In the new issue of US Infrastructure, we look at future transport such as high-speed rail, floating airports and cable transport, but what about accommodation of the future? Could you live in a skyscraper where the views aren't of parks, skylines and sunsets, but of fish and the deep blue sea?
That is the concept put forward by Canadian design firm Zigloo. Dubbed The Gyre, the aqua-skyscraper is, in Zigloo's own words, "a new class of Eco-tourism bringing scientists and vacationers together to understand what is the least known environment on our planet, the ocean."

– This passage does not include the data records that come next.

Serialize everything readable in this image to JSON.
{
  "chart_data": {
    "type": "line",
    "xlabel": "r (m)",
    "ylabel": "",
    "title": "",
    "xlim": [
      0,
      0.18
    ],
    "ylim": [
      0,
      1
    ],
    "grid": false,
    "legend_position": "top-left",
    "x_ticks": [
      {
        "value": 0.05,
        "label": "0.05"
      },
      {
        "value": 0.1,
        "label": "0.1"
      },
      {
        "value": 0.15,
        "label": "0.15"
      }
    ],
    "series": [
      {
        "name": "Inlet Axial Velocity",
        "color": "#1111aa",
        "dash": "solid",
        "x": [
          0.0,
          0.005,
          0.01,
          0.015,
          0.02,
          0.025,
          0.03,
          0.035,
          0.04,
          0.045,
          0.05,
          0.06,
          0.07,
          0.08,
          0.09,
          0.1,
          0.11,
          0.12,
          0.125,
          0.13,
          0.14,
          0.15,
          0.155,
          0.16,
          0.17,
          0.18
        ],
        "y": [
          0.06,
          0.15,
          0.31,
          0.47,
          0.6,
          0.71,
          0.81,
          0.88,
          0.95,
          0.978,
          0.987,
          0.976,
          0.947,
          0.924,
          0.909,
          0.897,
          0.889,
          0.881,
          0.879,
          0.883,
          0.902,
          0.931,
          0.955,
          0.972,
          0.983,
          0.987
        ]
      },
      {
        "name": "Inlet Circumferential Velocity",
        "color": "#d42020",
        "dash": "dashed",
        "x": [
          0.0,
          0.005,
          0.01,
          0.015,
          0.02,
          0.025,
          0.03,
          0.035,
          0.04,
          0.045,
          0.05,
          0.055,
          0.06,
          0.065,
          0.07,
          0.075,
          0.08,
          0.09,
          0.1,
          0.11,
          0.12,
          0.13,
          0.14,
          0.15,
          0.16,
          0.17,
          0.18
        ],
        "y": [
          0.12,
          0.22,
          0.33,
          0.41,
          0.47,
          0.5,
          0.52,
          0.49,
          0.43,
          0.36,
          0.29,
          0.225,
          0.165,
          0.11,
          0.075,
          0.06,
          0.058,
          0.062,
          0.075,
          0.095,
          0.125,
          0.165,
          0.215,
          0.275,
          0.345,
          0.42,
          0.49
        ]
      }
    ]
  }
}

"As much as a skyscraper is an economical method of reducing humankind's footprint on land, Gyre goes a step further by juxtaposing that footprint to the ocean, and is perhaps its greenest feature. Its unique design permits the simultaneous application of wind, solar, and tidal energy generation technologies thereby making it truly 'off-grid'.
"Peaking at a depth of 400m, its ample space provides for a comfortable living and working environment, including space for shops, restaurants, gardens, and recreation."
Plus if the ice caps melt and water levels rise, cities on the water may become the only practical solution.
The fact that The Gyre is completely powered by renewable sources means that the structure can be a completely independently-functioning base. In addition to using vertical axis wind turbines, electrical energy would be collected by solar means. Rainwater is harvested in the inner vortex and gravity fed to the water purification system at the base of the Gyre.
Meanwhile, underwater nacelles function both as tidal generators when the structure is anchored and as thrusters for propulsion when Gyre is under way.
That's right, it would be able to move. The design of the structure would allow it to manage undersea pressures and stresses by virtue of its shape.
The main 'skyscraper' section would go down to a depth of 400 metres (1,312 ft) and would be about the same height as the Empire State Building. Its interior would start at approximately 30,000 sq meters of space with each floor down getting progressively smaller, down to 600 sq meters. The total floor area of the entire structure is 212,000 sq.meters, or roughly 40 football fields.
Above the waves, the structure would boast four arms extending out from the center spire. Each arm would be 1.25 km in length and act to buoy the structure as well as create a safe inner harbor and port large enough to accommodate the world’s largest ships.
So a peek at the city of the future or merely an oceanographer's dream lab like proposed SeaOrbiter?